Tanıştıklarında çok endişeli ve şüpheci olan Tina, Newt’un hislerinden hiçbir zaman emin olamadı. Newt, oldukça utangaç olduğundan, kendi duygularından emin olsa bile bunu yansıtamadı.

Muggle arkadaşı Jacob’ tan aldığı akıl sayesinde ilerlemeyi başarabilse de, tam anlamıyla açılması oldukça uzun sürdü.

Tina ve Newt her ne kadar konuşmadan anlaşsalar da, aralarında çok sempatik ve samimi bir ilişkiye sahip oldukları gerçeği, hiçbir şekilde değişmiyor.

HAGRİD ve MADAM MAXİME

HAGRİD ve MADAM MAXİME

Ah bizim koca yürekli kocaman devimiz Hagrid.

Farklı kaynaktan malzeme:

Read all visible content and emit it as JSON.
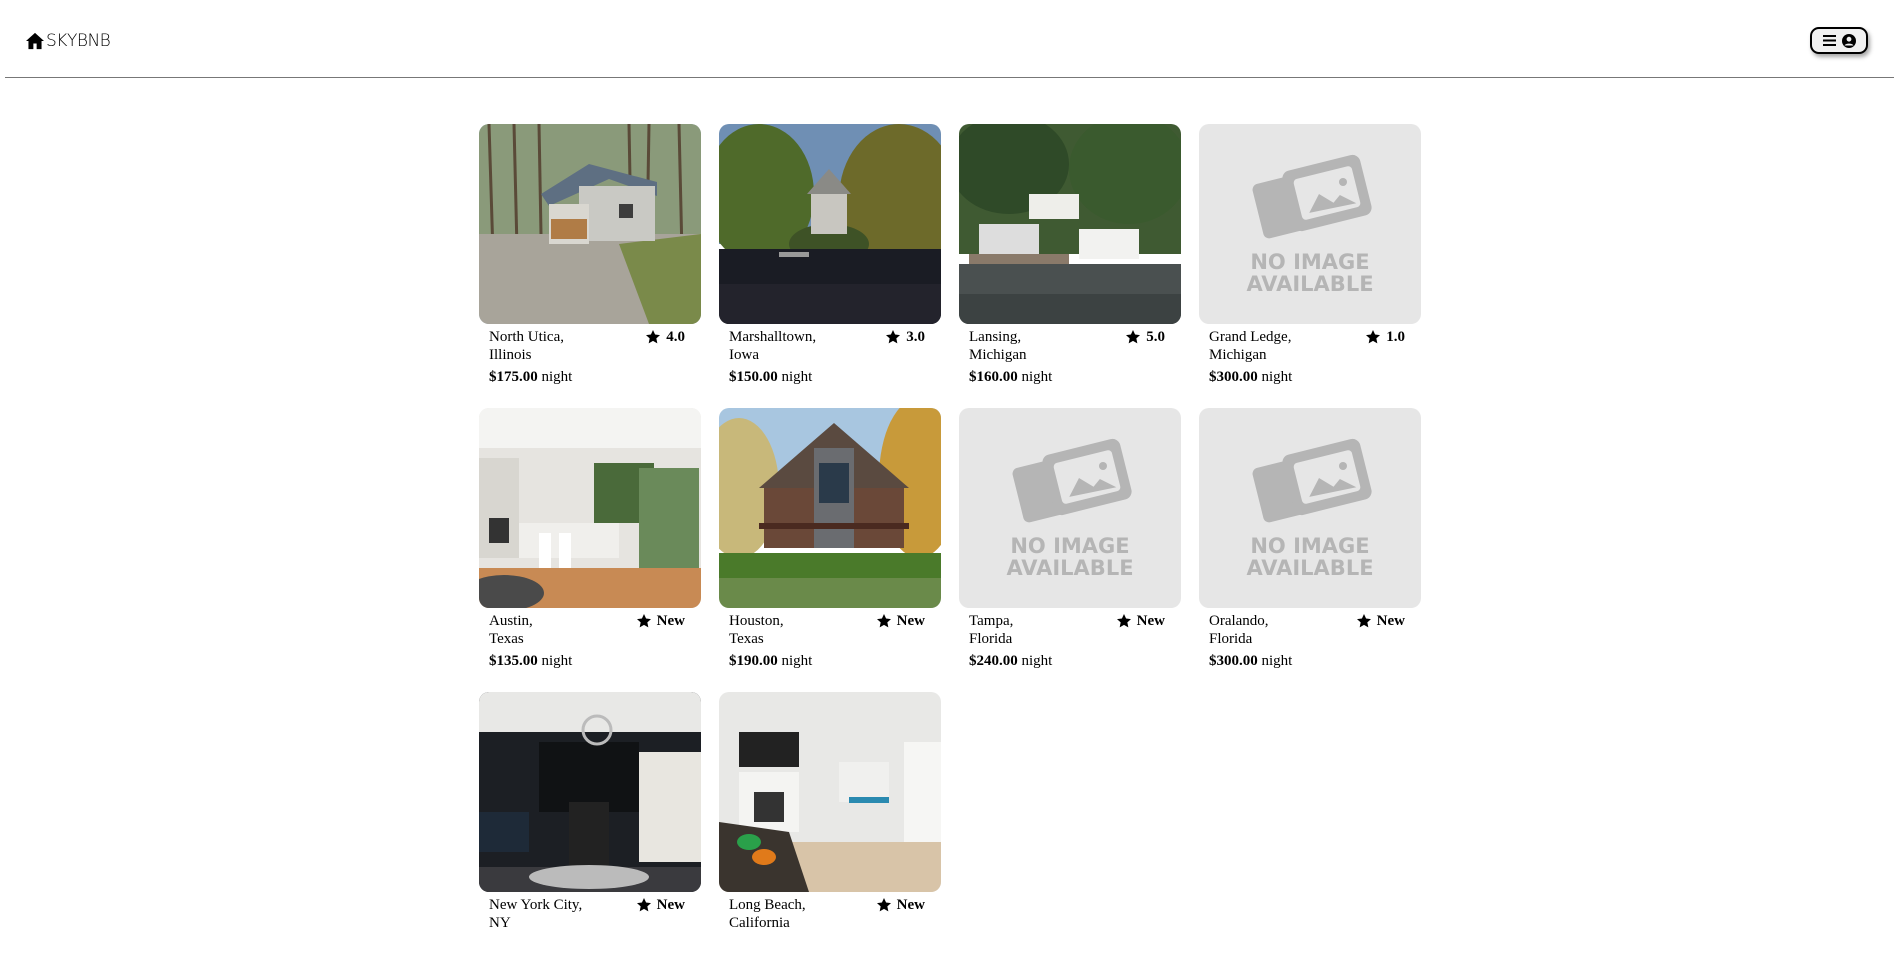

Senin mutlu olman demek aslında hepimizin mutlu olması demek. Hagrid, öyle güzel bir yüreğe sahip ki, tüm iyi insanları ve ona değer verenleri kalbine sığdırabilir. Aynı zamanda kendine boy olarak oldukça uygun birini bulmayı da başardı.

Madam Maxime, Beauxbatons Akademisi’nin zeki ve Fransız disiplininden gelen sempatik müdürü. Hagrid ise zaman zaman Hogwarts koruyucusu, bazen de Hogwarts Profesörü.

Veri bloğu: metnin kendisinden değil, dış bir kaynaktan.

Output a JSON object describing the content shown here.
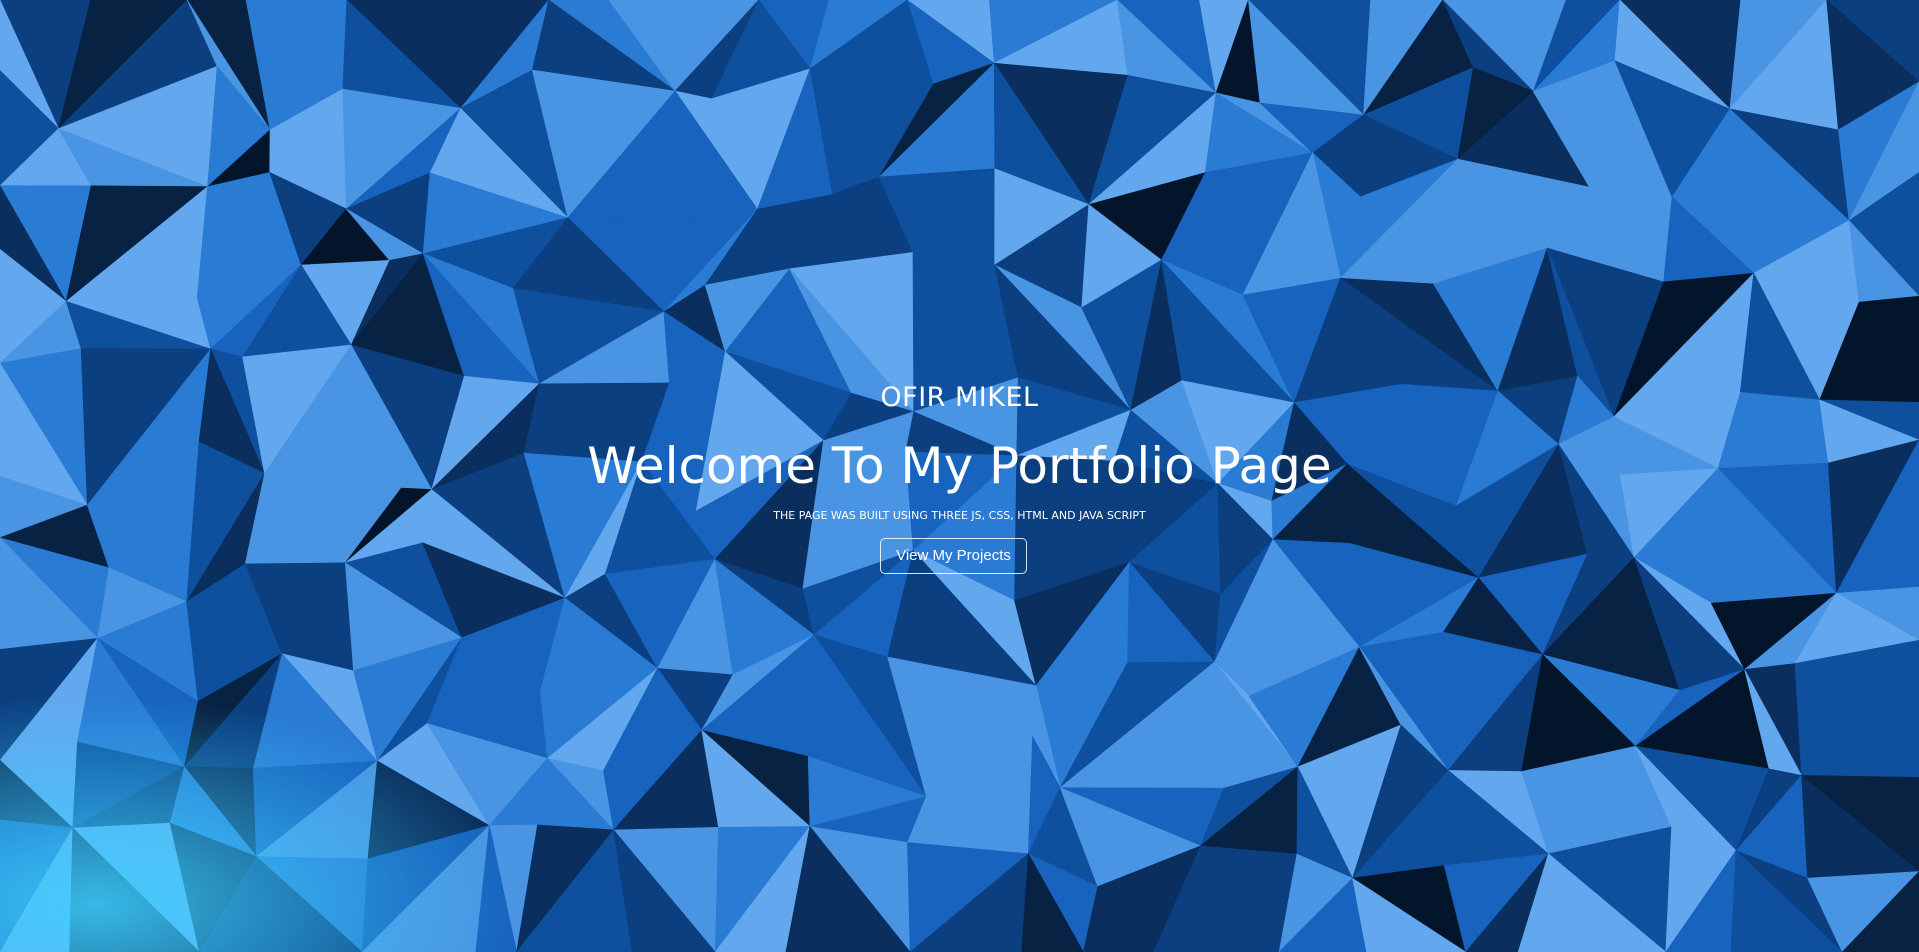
{
  "hero": {
    "name": "OFIR MIKEL",
    "title": "Welcome To My Portfolio Page",
    "subtitle": "THE PAGE WAS BUILT USING THREE JS, CSS, HTML AND JAVA SCRIPT",
    "button_label": "View My Projects"
  },
  "background": {
    "palette": [
      "#0a2f5e",
      "#0b3f80",
      "#0e4f9e",
      "#1763be",
      "#2a7bd4",
      "#4a95e3",
      "#63a7ee",
      "#072242",
      "#03152b"
    ],
    "glow_color": "#3fd2ff"
  }
}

Ateş Kadehi serisinde ki mükemmel uyumlarını izlerken, küçük bir heyecana kapılsak da, ilişkilerini Yule Ball’a kadar gizli gizli yaşadıklarına, bizlerde şahitlik edebiliriz. : )

Yarı dev olan Madam Maxime, ne kadar kemiklerinin iriliği yüzünden bu şekilde olduğunu savunsa da, görünüşünün Hagrid’e benzemesi bu savunmayı tersine çeviriyor.

Güzel olan his ise; küçük bir çocuk gibi gizlice ve çok büyük bir heyecanla buluşmalarıydı…

JACOB KOWALSKİ ve QUEENİE GOLDSTEİN

Akıl okuyabilen bir büyücü ve daima söylediğini düşünen iyi kalpli bir Muggle’ın, profiterol tadında ki ilişkilerini hayal etmeye hazır mısınız?

Jacob Kowalski, şişman, kısa boylu ve bıyıklı görüntüsünün altında, aslında koca bir pamuktan yapılma pofidik yaratık besliyor. Güvenilirliği kat ve kat fazla olan Kowalski, Queenie’ye ilk gördüğü andan beri, çok aşık.

Prensesleri andıran bir görüntüsüyle Queenie, Tina’nın sevimli kız kardeşi.

Jacob’ın en büyük hayali o kadar tatlı ki, okuyunca ‘’’aouw tatlı Kowalski!’’ diyebilirsiniz, biz dedik… Neyse en büyük hayali Queenie ile küçük bir pastane sahibi olmak. Ve sanırım yaşlanana kadar da Queenie ile birlikte olmak. Öyle içten dilemiş olacak ki, evlendi ve ikisi birlikte küçücük bir pastaneye sahipler.

ALBUS DUMBLEDORE ve GELLERT GRİNDELWALD

Ve gelelim son olarak;

ALBUS DUMBLEDORE ve GELLERT GRİNDELWALD

İki güçlü büyücü, iki eski dost ve iki eski aşık….

Hogwarts zamanlarında öğrenciyken, Albus, derslerine oldukça düşkün, çalışkan, disiplinli ve bir o kadar da örnek biriydi. Grindelwald ise Durmstrang Okulu’ndan atılan hırslı biriydi. Karanlık büyülere karı olan zaafı ve uygulama çalışmaları yüzünden okuldan atılmıştı.

Birbirlerini yalnız bırakmadan, büyük bir şekilde desteklediler. Fakat olumsuz bir durum vardı ki, Grindelwald’un, Dumbledore’a olan sevgisi, neredeyse muggle nefretiyle aynı orantıdaydı. Muggle ve Muggle soyundan gelen herkese düşman olan Gellert, hayatı boyunca Ölüm Yadigarları’nı aramıştı.

Dumbledore’dan destek bekleyen Gellert, Albus’un ailesini seçmesiyle yıkılmış ve karanlık bir büyücü olmayı tercih etmişti.

Yıllar geçse de birbirlerine olan sevgileri hiç değişmeyen bu çift, yıllar sonra karşılaştıklarında hala aynı hisleri taşıdılar.